As Elizabeth Weibel wrote for Breitbart on August 13, for her efforts in standing for truth and freedom, Walz’s brownshirts sent her to prison and told her to pay extra, over and above the taxes they demanded from her while she struggled to make her business a success, then struggled to keep it open.

“Lisa Hanson, who owned the Interchange Wine & Coffee Bistro in Albert Lea, explained how after watching Walz allow businesses such as ‘big-box stores’ to reopen while keeping ‘mom-and-pop’ businesses shuttered, she decided to defy the lockdown orders and ended up serving a 60-day jail sentence and receiving a $1,000 fine.”

Walz cannot make that reality disappear, just like he cannot “disappear” the photo of him and Smith snacking in front of one of the donut shops their own edicts shut down.

Related: Maine Gov. Mills’ COVID Crackdown Hypocrisy Becomes Laughable Summer Treat

It was not the virus. It was the government. It was foul and corrupt and immoral and unconstitutional. And the loss of business freedom has seen massive economic repercussions.

As Furr notes, the MedCity Beat reported that Interchange Wine and Coffee, and Daube’s donut/cake shop are just two of a long, long, list of businesses that Walz’s commands closed. Others included, “Jenpachi Japanese Steak House, a popular Hibachi grill,” and “award-winning smoothie and sandwich shop Tonic Juice Bar.”

And Walz never even bothered to discuss the U.S. Constitution. Never mentioned the Contract Clause.

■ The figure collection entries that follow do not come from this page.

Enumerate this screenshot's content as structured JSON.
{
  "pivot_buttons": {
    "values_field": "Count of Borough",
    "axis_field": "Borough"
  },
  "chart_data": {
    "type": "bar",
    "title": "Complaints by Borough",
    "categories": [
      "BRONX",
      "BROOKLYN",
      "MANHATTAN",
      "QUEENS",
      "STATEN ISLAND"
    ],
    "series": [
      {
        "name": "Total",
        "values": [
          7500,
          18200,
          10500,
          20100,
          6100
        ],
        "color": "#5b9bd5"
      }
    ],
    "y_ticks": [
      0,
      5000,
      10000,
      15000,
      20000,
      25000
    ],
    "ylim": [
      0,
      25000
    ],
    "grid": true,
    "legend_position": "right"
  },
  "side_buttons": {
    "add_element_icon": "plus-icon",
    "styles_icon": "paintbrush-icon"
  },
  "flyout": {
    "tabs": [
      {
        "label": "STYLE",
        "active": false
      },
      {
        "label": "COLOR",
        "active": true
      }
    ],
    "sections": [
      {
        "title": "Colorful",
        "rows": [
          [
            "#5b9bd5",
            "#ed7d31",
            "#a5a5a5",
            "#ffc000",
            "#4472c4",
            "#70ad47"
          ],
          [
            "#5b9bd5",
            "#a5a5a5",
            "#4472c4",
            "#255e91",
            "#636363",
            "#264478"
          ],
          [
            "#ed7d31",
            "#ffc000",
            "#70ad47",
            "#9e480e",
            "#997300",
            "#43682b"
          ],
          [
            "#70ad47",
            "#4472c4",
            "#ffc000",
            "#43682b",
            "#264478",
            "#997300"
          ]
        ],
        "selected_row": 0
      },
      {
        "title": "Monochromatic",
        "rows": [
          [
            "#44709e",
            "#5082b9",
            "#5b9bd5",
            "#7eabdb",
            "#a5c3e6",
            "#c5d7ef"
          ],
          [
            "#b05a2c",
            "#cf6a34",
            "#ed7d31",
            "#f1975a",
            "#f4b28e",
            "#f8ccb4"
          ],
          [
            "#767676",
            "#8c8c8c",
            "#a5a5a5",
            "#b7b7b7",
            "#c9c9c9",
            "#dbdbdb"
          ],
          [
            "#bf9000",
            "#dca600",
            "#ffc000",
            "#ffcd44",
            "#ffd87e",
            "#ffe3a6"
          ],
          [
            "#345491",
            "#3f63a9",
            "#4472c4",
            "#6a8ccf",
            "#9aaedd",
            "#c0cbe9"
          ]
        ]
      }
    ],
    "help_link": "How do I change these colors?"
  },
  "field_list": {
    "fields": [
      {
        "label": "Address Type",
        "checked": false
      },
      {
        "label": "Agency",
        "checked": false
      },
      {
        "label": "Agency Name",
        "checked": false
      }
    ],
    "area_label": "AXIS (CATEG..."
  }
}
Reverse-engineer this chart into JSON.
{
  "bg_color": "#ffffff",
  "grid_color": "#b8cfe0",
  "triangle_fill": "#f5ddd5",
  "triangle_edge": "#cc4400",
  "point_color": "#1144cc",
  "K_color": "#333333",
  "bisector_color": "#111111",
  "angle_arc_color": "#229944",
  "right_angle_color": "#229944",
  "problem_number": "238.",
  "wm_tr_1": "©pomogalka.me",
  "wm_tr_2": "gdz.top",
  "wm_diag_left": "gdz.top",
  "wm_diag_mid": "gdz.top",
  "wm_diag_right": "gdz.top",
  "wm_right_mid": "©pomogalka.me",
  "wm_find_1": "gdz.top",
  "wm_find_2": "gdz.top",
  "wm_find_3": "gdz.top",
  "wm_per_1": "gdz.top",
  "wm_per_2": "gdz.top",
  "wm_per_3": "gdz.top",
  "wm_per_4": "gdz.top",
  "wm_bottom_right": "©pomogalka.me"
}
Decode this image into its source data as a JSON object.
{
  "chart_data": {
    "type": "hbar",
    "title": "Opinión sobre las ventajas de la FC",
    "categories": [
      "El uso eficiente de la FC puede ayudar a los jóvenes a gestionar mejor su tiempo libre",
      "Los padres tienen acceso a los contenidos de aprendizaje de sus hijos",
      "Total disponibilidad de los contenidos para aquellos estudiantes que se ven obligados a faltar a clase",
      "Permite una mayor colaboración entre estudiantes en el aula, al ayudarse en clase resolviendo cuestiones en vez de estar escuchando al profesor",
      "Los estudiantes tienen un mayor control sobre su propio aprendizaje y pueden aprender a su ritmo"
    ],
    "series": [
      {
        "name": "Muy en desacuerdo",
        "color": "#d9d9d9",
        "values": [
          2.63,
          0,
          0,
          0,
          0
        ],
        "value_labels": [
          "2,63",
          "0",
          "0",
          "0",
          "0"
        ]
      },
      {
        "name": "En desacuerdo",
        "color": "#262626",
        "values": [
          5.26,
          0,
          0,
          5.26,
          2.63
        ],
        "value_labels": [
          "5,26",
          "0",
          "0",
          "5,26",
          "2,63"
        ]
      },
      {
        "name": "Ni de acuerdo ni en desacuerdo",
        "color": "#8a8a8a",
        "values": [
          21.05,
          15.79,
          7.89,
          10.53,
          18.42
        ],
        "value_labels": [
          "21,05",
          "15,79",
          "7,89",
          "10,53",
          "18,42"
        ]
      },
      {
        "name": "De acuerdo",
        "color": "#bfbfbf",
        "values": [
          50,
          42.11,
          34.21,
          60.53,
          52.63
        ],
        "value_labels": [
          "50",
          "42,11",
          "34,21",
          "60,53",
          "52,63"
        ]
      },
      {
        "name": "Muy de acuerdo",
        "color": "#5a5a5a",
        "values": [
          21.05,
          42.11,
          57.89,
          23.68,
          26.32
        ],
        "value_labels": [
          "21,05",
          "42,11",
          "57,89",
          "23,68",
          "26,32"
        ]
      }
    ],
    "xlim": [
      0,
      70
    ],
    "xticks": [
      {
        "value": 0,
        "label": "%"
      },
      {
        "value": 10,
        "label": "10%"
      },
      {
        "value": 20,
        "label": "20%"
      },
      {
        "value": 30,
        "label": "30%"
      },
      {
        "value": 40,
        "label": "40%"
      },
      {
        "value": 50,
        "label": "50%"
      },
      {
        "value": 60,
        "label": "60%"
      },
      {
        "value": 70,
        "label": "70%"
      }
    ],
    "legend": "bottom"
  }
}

It’s no wonder. Simply put, the respect for private property and freedom of association not only are moral precepts, they allow people to decide what kinds of “safety” they prefer. No one forces people to walk into a store. People open their businesses based on the protocols they prefer, and they don’t drag others inside. Those other people freely decide on their preferences for safety, mask gimmicks or no, useless six-foot distancing or no… At every turn, the stark difference between respect for private property and freedom of association not only stand morally superior to force and state aggression and edicts, they allow people to always decide, at every private property locale, at every moment they choose to freely associate, what they prefer for safety and other qualities.

Politicians might try to call a restaurant or store a “public place” but that is untrue. All such establishments are privately owned.

Strictly speaking, public places are run or subsidized by the government, using tax money, they are not places the government calls “public” because they might be open to visitors.

But Walz likely would not want you to remember that. Just like he probably would prefer that people forget the image of him getting ready to chow-down on a donut made in a shop that he, in a completely tyrannical, utterly immoral, totally criminal, fashion, soon would force to close.